„Gleiches Spiel, unterschiedliche Regeln“
Die regulatorischen Rahmenbedingungen für Windenergie-Projekte unterscheiden sich von Land zu Land deutlich. Das kann die Gestehungskosten von Windstrom in der Europäischen Union stärker beeinflussen als Unterschiede im Winddargebot. Das sollte bei grenzüberschreitenden Erneuerbare-Energien-Auktionen künftig berücksichtigt werden. Dieses ist unter anderem Ergebnis einer Studie von Agora Energiewende vom 22.10.2018, die sich damit auseinandergesetzt hat, welche Faktoren für den Erfolg grenzüberschreitender EE-Projekte maßgeblich sind.
Wie wirkt sich nationale Regulierung auf die Kosten für Onshore-Windprojekte in Europa aus?
In einer Studie für Agora Energiewende haben Navigant und eclareon untersucht, welchen Einfluss Unterschiede in den regulatorischen Rahmenbedingungen für den Ausbau von Onshore-Windprojekten im Rahmen grenzüberschreitender Kooperationen haben.
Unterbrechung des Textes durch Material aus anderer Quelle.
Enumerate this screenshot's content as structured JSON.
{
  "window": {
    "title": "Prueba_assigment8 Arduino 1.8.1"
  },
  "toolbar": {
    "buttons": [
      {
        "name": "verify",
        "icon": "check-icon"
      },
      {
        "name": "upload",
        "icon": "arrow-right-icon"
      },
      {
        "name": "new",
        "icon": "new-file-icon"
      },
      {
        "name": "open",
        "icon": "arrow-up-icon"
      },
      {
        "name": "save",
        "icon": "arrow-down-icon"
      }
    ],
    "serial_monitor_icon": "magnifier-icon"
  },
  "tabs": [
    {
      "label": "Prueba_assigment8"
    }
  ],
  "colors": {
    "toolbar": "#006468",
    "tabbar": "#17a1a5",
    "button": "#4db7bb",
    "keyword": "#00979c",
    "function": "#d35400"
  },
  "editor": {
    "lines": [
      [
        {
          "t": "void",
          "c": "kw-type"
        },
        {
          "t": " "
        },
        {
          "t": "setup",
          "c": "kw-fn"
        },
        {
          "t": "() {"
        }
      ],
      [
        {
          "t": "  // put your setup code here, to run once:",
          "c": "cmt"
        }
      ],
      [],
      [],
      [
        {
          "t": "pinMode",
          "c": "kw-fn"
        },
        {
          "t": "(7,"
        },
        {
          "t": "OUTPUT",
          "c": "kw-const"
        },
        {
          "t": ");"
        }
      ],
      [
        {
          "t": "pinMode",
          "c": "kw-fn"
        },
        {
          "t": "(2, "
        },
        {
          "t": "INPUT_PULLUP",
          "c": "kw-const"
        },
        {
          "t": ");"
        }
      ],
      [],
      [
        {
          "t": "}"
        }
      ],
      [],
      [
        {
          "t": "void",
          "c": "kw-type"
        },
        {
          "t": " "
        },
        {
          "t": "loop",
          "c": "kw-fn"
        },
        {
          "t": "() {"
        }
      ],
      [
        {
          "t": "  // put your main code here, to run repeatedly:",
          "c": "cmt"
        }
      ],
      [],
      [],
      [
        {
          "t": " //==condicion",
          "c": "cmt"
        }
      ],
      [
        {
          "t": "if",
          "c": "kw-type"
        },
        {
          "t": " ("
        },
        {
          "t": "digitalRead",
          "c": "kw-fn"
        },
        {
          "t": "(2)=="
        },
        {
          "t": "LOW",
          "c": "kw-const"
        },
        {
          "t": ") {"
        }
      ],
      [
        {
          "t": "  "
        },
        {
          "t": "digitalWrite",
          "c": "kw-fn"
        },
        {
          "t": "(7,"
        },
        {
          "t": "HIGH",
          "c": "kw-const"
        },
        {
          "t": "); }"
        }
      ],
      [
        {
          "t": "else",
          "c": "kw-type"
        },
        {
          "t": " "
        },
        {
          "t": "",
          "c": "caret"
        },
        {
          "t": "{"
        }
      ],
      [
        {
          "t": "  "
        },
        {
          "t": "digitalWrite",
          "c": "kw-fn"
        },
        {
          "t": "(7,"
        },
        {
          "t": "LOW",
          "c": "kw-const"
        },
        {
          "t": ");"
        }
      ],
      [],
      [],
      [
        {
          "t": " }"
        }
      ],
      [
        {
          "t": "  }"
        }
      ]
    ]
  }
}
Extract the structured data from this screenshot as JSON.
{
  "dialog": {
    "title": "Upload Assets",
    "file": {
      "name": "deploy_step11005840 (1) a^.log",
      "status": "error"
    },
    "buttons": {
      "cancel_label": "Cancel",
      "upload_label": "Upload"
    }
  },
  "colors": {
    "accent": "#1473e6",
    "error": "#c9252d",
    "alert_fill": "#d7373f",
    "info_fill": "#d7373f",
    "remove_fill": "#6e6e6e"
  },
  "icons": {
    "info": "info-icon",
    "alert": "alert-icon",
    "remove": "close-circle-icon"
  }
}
Die Experten analysierten hierzu, wie sich die regulatorischen Rahmenbedingungen zu Planung und Genehmigung, Netzanschluss, Steuern sowie die Finanzierungsbedingungen in der „Pentalateral Energy Forum“ Region (Belgien, Deutschland, Frankreich, die Niederlande, Österreich und die Schweiz) auf die Kosten von Onshore-Windprojekten auswirken.
Das Projektteam fand heraus, dass in der PENTA-Region die Kostenunterschiede, die sich aus abweichenden regulatorischen Rahmenbedingungen ergeben, teilweise sogar höher sein können als die Kostenunterschiede, die sich aus den unterschiedlichen Windverhältnissen speisen. Um von einer größeren Ressourceneffizienz und Kosteneinsparungen durch länderübergreifende Kooperation beim EE-Ausbau profitieren zu können, wären daher zunächst einheitlichere Regelungen notwendig. Die Experten empfehlen in der Studie konkrete Schritte, um den Kostenunterschieden aus regulatorischen oder administrativen Gründen wirksam zu begegnen und so einer erweiterten grenzüberschreitenden Zusammenarbeit im EE-Bereich den Weg zu ebnen.
Zu welchen Kosten sich in den Ländern Nordwesteuropas Strom aus Windkraft erzeugen lässt, ist vielfach eher eine Frage der regulatorischen Rahmenbedingungen als der Windverhältnisse. So entfällt in Belgien auf eine Megawattstunde Windstrom ein Betrag von 26 Euro für Planung, Genehmigung, Netzzugang, Steuern und Finanzierung, wohingegen es in Frankreich rund 20, in Deutschland gar nur 12 sind. Um diese Unterschiede auszugleichen, müsste ein Windpark in Belgien 20 Prozent mehr Strom erzeugen als sein Pendant in Deutschland. Bei grenzüberschreitenden EE-Ausschreibungen in Europa – etwa von Deutschland und Dänemark – spielen diese signifikanten Unterschiede jedoch bislang keine Rolle, Wettbewerbsverzerrungen sind die Folge.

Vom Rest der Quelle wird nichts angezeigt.